A notice prominently displayed in the foyer

Interestingly, the audience in the theatre was very mixed; everyone from students, to couples to OAP’s were there to watch, with a good number cheering to say that this wasn’t their first time seeing the Sh!t-Faced show. It was a good mix of people, some that were surprising to me but at the end of the day it sold itself as a show that appealed to a lot of people, as well as there being lots of signs in the foyer warning you of what was to come in case for some reason you weren’t sure. Notably, almost every single person had a drink in their hand; even me and my boyfriend indulged in 2 cocktails apiece at dinner before. That’s not to say the show encouraged drinking at all, but more that the show quite rightly leaked into the theatre atmosphere. The point of the performance was not to see a serious piece of theatre, one that provoked deep thoughts or questions from its viewers, but rather a show that was purely for the audience’s enjoyment. All it was ever going to be was an evening of laughter and comedy. Does that make it a bad piece of theatre? Absolutely not. Does it make it a bad performance of Shakespeare? Well that depends on your definition of bad. In the end it wasn’t really a Shakespeare show, more an improv comedy show (with a twist) that was based on Shakespeare. And while that definition suits it well, it in no way diminishes the overall performance, and just how much the audience were laughing and loving it.

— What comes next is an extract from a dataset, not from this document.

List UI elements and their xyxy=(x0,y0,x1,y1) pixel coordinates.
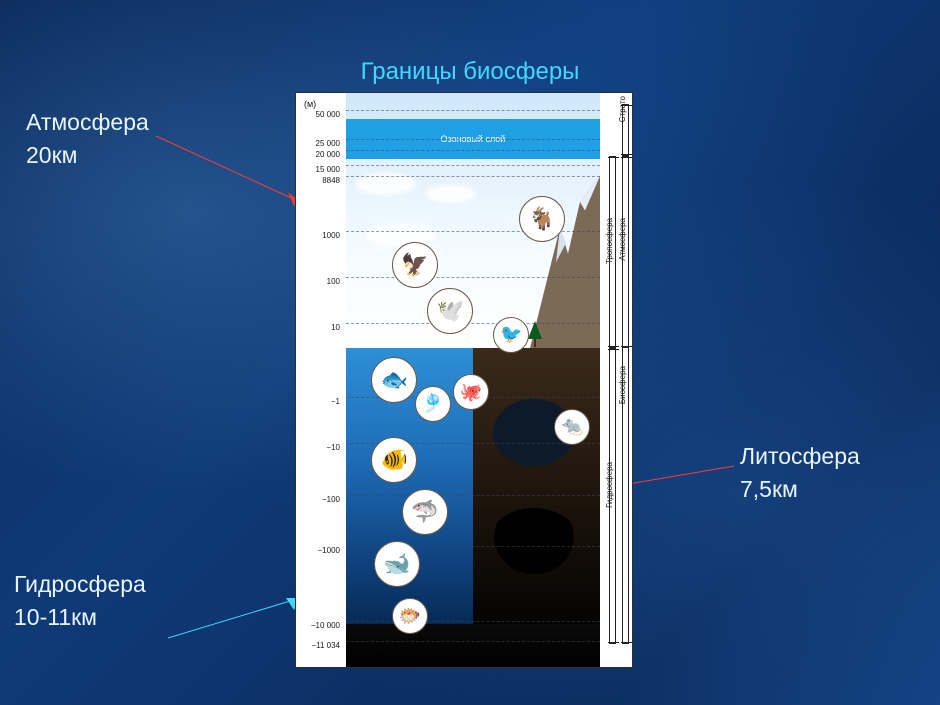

The problem I sometimes have is that because I enjoy theatre so much and, not to toot my own horn, know a lot about it and a lot about plays and productions, I tend to have a habit of treating shows very seriously and analysing them as if I was writing a literature essay (as I’m sure you’ve figured out by now if you’ve read this far.) But at the heart of it, Sh!t faced Shakespeare was just a good show. We got exactly what we paid to see; a few actors messing around on stage trying to perform Shakespeare. And I absolutely loved it. The show was well worth the ticket price, about £20 each, and I would really love to go and see another performance whilst they’re on tour, just to see a different actor be drunk and enjoy the show again, but with an entirely different performance.  

At the end of the day, the performance I saw of Sh!t Faced Shakespeare was exactly what it said on the tin: Shakespeare performed shit-faced. And I for one am 100% okay with that.